Vai al contenuto principale
All Guides

Robots.txt

Weight: 15% of your AX score. This check verifies that your robots.txt explicitly configures access rules for AI crawlers — not just traditional search engines.

/robots.txt not found

Your site does not have a /robots.txt file at the root. Without it, AI crawlers have no explicit instructions on what they can or cannot access. While most crawlers will still index your site, having an explicit robots.txt signals intent and gives you fine-grained control.

Create a robots.txt file in your site root (usually /public/robots.txt in Next.js or the web root directory) with User-agent entries for the AI crawlers you want to allow:

# Allow all AI crawlers
User-agent: GPTBot
Allow: /

User-agent: ClaudeBot
Allow: /

User-agent: Google-Extended
Allow: /

User-agent: PerplexityBot
Allow: /

User-agent: Bytespider
Allow: /

User-agent: CCBot
Allow: /

# Traditional crawlers
User-agent: *
Allow: /

Sitemap: https://your-site.com/sitemap.xml
Quick fix with ax-init
Run npx ax-init --from https://your-site.com to auto-generate a robots.txt with all 29+ AI crawler entries pre-configured.

Missing core AI crawlers

ax-audit detected that your robots.txt exists but is missing explicit User-agent entries for some of the 6 core AI crawlers. The core crawlers are:

  • GPTBot — OpenAI's crawler for ChatGPT and plugins
  • ClaudeBot — Anthropic's crawler for Claude
  • Google-Extended — Google's AI-specific crawler
  • PerplexityBot — Perplexity AI's search crawler
  • Bytespider — ByteDance's crawler
  • CCBot — Common Crawl's crawler (used by many AI training datasets)

Add explicit entries for each missing crawler. Each entry needs its own User-agent line followed by Allow: /:

User-agent: GPTBot
Allow: /

User-agent: ClaudeBot
Allow: /

No core AI crawlers configured

Your robots.txt exists but has zero explicit entries for any of the 6 core AI crawlers. This means AI agents rely entirely on the wildcard User-agent: * rule, which may or may not permit access.

Add User-agent blocks for all 6 core crawlers listed in the section above. Being explicit about AI crawler access is a best practice — it removes ambiguity and ensures your site is discoverable.


Blocked by wildcard rule

Your robots.txt has a User-agent: * / Disallow: / rule that blocks all crawlers, including AI crawlers that don't have their own explicit entry.

If you want to keep the wildcard block for traditional crawlers but allow AI agents, add explicit entries for each AI crawler before the wildcard rule:

# AI crawlers — explicitly allowed
User-agent: GPTBot
Allow: /

User-agent: ClaudeBot
Allow: /

# ... other AI crawlers ...

# Block everything else
User-agent: *
Disallow: /
How robots.txt matching works
When a crawler identifies itself as "GPTBot", the server looks for a matching User-agent: GPTBot section first. Only if no specific match exists does it fall back to User-agent: *. So explicit entries always take precedence.

Explicitly blocked crawlers

One or more AI crawlers have explicit Disallow: / rules in your robots.txt. If this is intentional (e.g., you don't want certain AI companies indexing your content), you can ignore this warning.

If you want to allow these crawlers, change their Disallow: / to Allow: /:

# Before (blocked)
User-agent: GPTBot
Disallow: /

# After (allowed)
User-agent: GPTBot
Allow: /

Partial path restrictions

Some AI crawlers have Disallow rules on specific paths rather than a full block.
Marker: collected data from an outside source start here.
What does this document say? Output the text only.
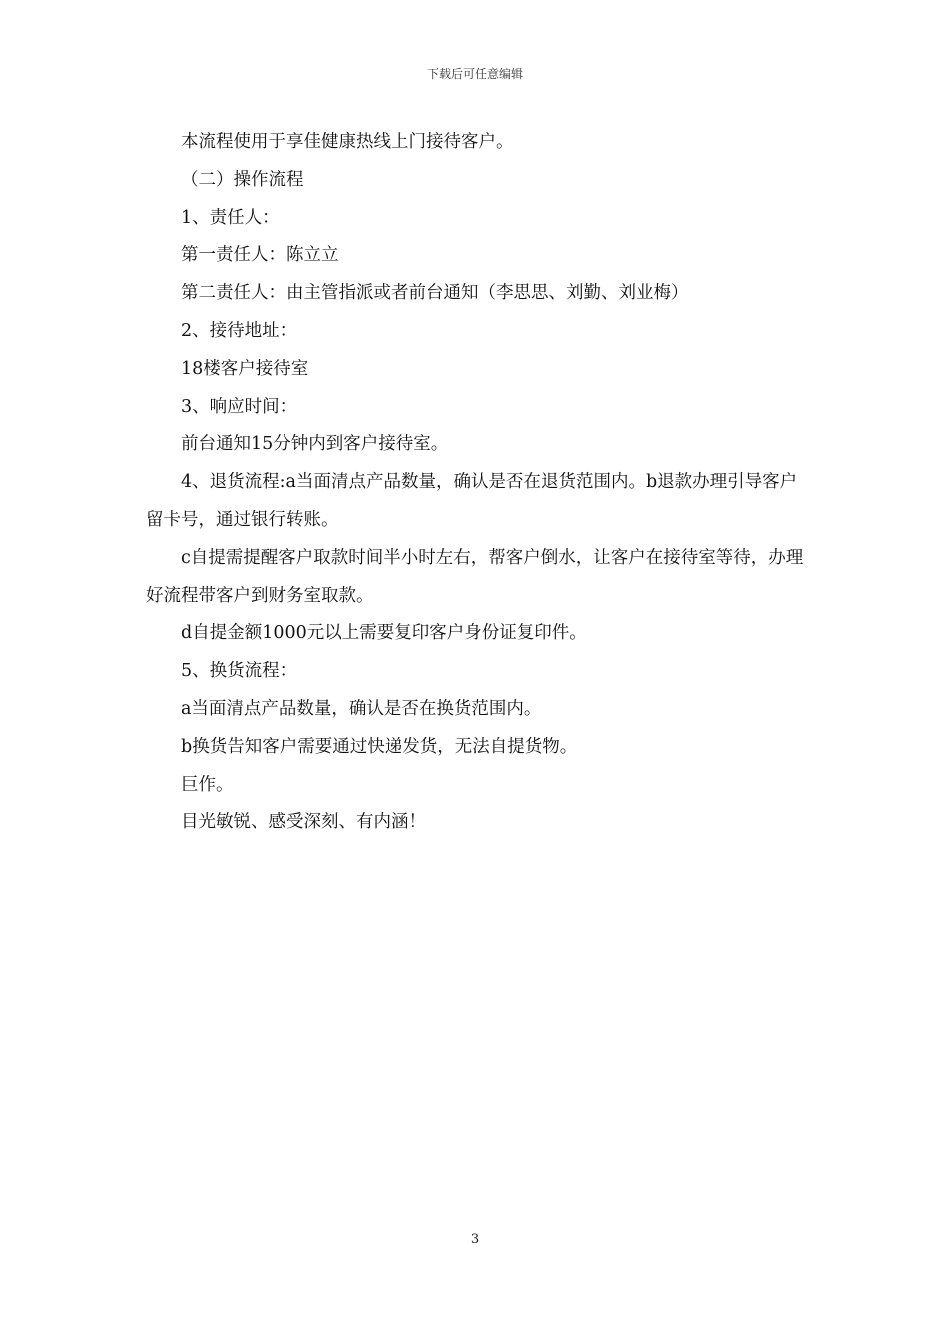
下载后可任意编辑

本流程使用于享佳健康热线上门接待客户。

（二）操作流程

1、责任人：

第一责任人：陈立立

第二责任人：由主管指派或者前台通知（李思思、刘勤、刘业梅）

2、接待地址：

18楼客户接待室

3、响应时间：

前台通知15分钟内到客户接待室。

4、退货流程:a当面清点产品数量，确认是否在退货范围内。b退款办理引导客户留卡号，通过银行转账。

c自提需提醒客户取款时间半小时左右，帮客户倒水，让客户在接待室等待，办理好流程带客户到财务室取款。

d自提金额1000元以上需要复印客户身份证复印件。

5、换货流程：

a当面清点产品数量，确认是否在换货范围内。

b换货告知客户需要通过快递发货，无法自提货物。

巨作。

目光敏锐、感受深刻、有内涵！

3
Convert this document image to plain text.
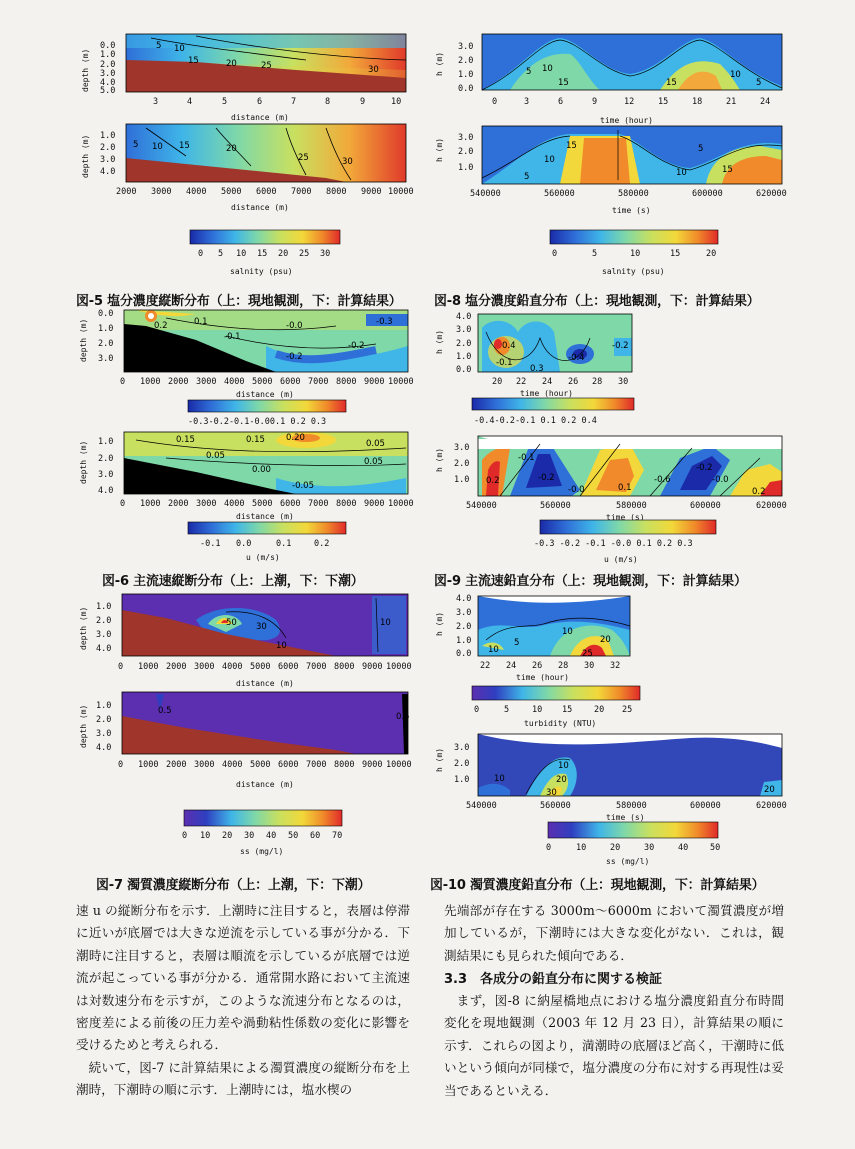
5 10
15	20	25	30
0.0
1.0
2.0
3.0
4.0
5.0
depth (m)
3	4	5	6	7	8	9	10
distance (m)
5 10 15	20
25	30
1.0
2.0
3.0
4.0
depth (m)
2000 3000 4000 5000 6000 7000 8000 9000 10000
distance (m)
0 5 10 15 20 25 30
salnity (psu)
図-5 塩分濃度縦断分布（上：現地観測，下：計算結果）
0.2	0.1
-0.1
-0.0	-0.3
-0.2
-0.2
0.0
1.0
2.0
3.0
depth (m)
0 1000 2000 3000 4000 5000 6000 7000 8000 9000 10000
distance (m)
-0.3-0.2-0.1-0.00.1 0.2 0.3
0.15	0.15 0.20
0.05
0.05
0.05
0.00
-0.05
1.0
2.0
3.0
4.0
depth (m)
0 1000 2000 3000 4000 5000 6000 7000 8000 9000 10000
distance (m)
-0.1 0.0	0.1	0.2
u (m/s)
図-6 主流速縦断分布（上：上潮，下：下潮）
50 30
10
10
1.0
2.0
3.0
4.0
depth (m)
0 1000 2000 3000 4000 5000 6000 7000 8000 9000 10000
distance (m)
0.5
0.5
1.0
2.0
3.0
4.0
depth (m)
0 1000 2000 3000 4000 5000 6000 7000 8000 9000 10000
distance (m)
0 10 20 30 40 50 60 70
ss (mg/l)
図-7 濁質濃度縦断分布（上：上潮，下：下潮）
5 10
15	15
10
5
3.0
2.0
1.0
0.0
h (m)
0	3	6	9	12	15	18	21	24
time (hour)
15
10
5
5
10	15
3.0
2.0
1.0
h (m)
540000	560000	580000	600000	620000
time (s)
0	5	10	15	20
salnity (psu)
図-8 塩分濃度鉛直分布（上：現地観測，下：計算結果）
0.4
-0.1
0.3
-0.4
-0.2
4.0
3.0
2.0
1.0
0.0
h (m)
20 22 24 26 28 30
time (hour)
-0.4-0.2-0.1 0.1 0.2 0.4
-0.1
0.2	-0.2
-0.0	0.1
-0.6
-0.2
-0.0
0.2
3.0
2.0
1.0
h (m)
540000	560000	580000	600000	620000
time (s)
-0.3 -0.2 -0.1 -0.0 0.1 0.2 0.3
u (m/s)
図-9 主流速鉛直分布（上：現地観測，下：計算結果）
10
5
10
20
25
4.0
3.0
2.0
1.0
0.0
h (m)
22 24 26 28 30 32
time (hour)
0	5	10 15	20 25
turbidity (NTU)
10	20
30
10
20
3.0
2.0
1.0
h (m)
540000	560000	580000	600000	620000
time (s)
0	10	20	30	40	50
ss (mg/l)
図-10 濁質濃度鉛直分布（上：現地観測，下：計算結果）

速 u の縦断分布を示す．上潮時に注目すると，表層は停滞に近いが底層では大きな逆流を示している事が分かる．下潮時に注目すると，表層は順流を示しているが底層では逆流が起こっている事が分かる．通常開水路において主流速は対数速分布を示すが，このような流速分布となるのは，密度差による前後の圧力差や渦動粘性係数の変化に影響を受けるためと考えられる．

続いて，図-7 に計算結果による濁質濃度の縦断分布を上潮時，下潮時の順に示す．上潮時には，塩水楔の

先端部が存在する 3000m～6000m において濁質濃度が増加しているが，下潮時には大きな変化がない．これは，観測結果にも見られた傾向である．

3.3　各成分の鉛直分布に関する検証

まず，図-8 に納屋橋地点における塩分濃度鉛直分布時間変化を現地観測（2003 年 12 月 23 日），計算結果の順に示す．これらの図より，満潮時の底層ほど高く，干潮時に低いという傾向が同様で，塩分濃度の分布に対する再現性は妥当であるといえる．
For example:

User-agent: GPTBot
Disallow: /private/
Disallow: /api/internal/

This is often intentional — you may want AI crawlers to access most of your site but not private sections. ax-audit flags this as a warning so you can verify the restrictions match your intent. For maximum AX score, use only Allow: / for AI crawlers and handle path restrictions through the wildcard rule.


Missing Sitemap directive

Your robots.txt does not include a Sitemap: directive. While AI crawlers can discover your sitemap through other means, including it in robots.txt is a widely-supported standard that helps all crawlers find your site map immediately.

Add a Sitemap directive at the end of your robots.txt:

Sitemap: https://your-site.com/sitemap.xml

Use an absolute URL (including https://). If you have multiple sitemaps, add one line per sitemap.


Low AI crawler coverage

ax-audit tracks 29+ known AI crawlers. Your robots.txt has explicit rules for fewer than 10 of them. While the 6 core crawlers are most important, configuring additional crawlers improves discoverability across more AI platforms.

Run npx ax-init to generate a robots.txt that includes all known AI crawler entries. You can also view the full list in the ax-audit source code.